Second-growth and degraded forests are an integral part of tropical landscapes. However, they present different compositions and structures, leading to divergent functioning patterns. Therefore, their accurate characterization and discrimination from the remaining undisturbed forests are essential for establishing conservation and management priorities. The distinct structural and functional characteristics of undisturbed forests suggest that some of their ecosystem services cannot be replaced by degraded or secondary forests [
93]. Therefore, it is necessary to conserve forests that are still relatively intact, preventing new areas from degradation or deforestation. The remote sensing approaches described here may play a key role in planning interventions under REDD, intact forest landscapes, and the Alliance for the Restoration in the Amazon [
94,
95].
Previous studies [
96,
97,
98] have reported a “secondarization” of degraded forests, described as a process that transforms closed-canopy primary forests into more open forests dominated by short-lived pioneer species due to recurrent anthropogenic disturbances. In fact, older second-growth forests and degraded old-growth forests may represent forests with similar structural and compositional characteristics positioned at the intersection of degradation and regeneration trajectories. However, depending on the degradation intensity and recurrence, degraded forests can retain important structural characteristics of the former primary forests, as well as a generally heterogeneous species composition [
99]. Likewise, the older second-growth forests had distinct characteristics from the younger ones and, according to some HSI metrics, were more similar to the undisturbed forests. Thus, both degraded and secondary forests have great potential to provide significant environmental benefits, as well as to contribute to poverty alleviation through products and services of socio-economic importance. However, avoiding recurrent degradation is essential to ensure the continued functioning of forests.
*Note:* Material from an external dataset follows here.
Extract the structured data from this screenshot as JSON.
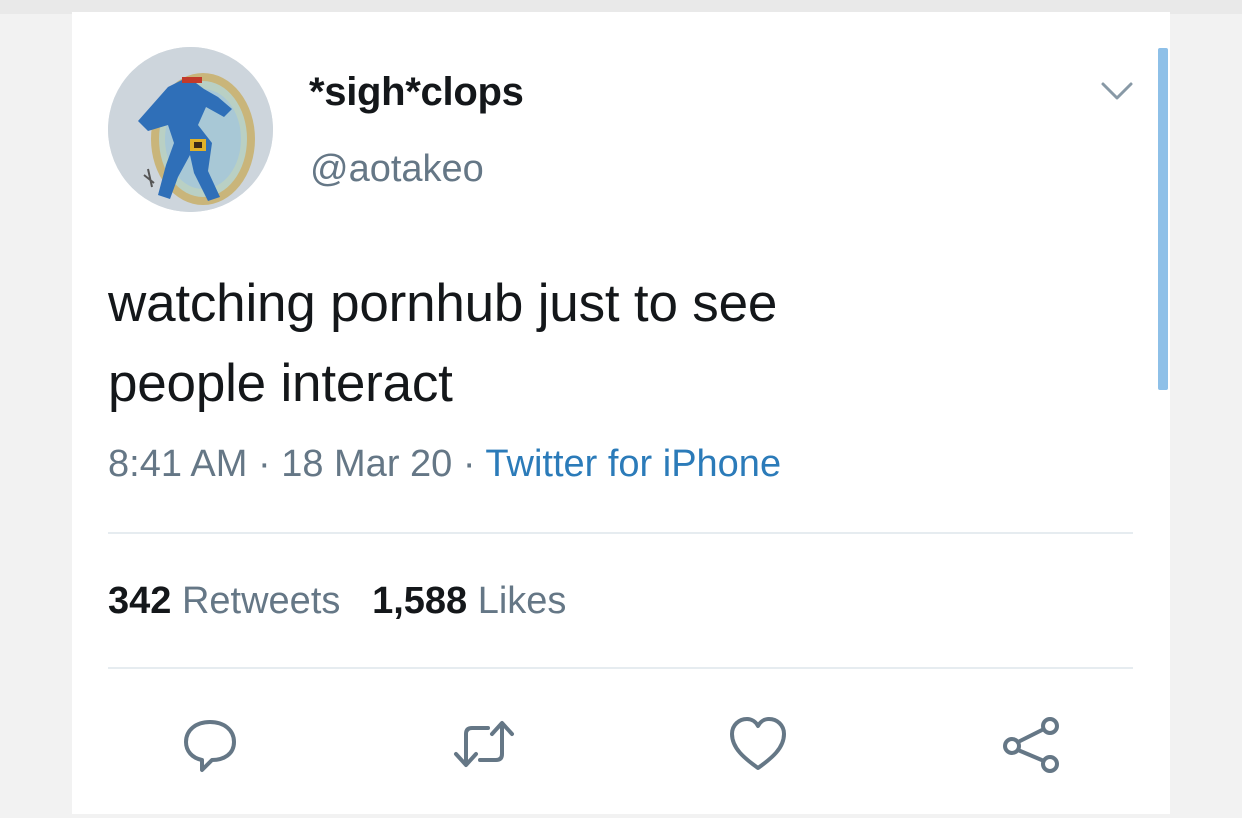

Finally, as far as we know, this is the first study that evaluates the potential of combining LiDAR and hyperspectral remote sensing to discriminate different levels of forest degradation and regeneration over the Brazilian Amazon. This knowledge is important for future large-swath orbital missions of both instruments, even considering the constraints of data upscaling from the airborne to the orbital level of data acquisition. Understanding the variability of LiDAR and HSI metrics in different degradation and regeneration gradients from a wide spatial sampling over the Amazon forests can help to build models based on equivalent metrics derived from orbital platforms in an upscaling exercise. Thus, the role played by data sources, metrics, and models described in this study represents the first step toward the production of large-scale maps to be further validated with detailed field information in the Amazon.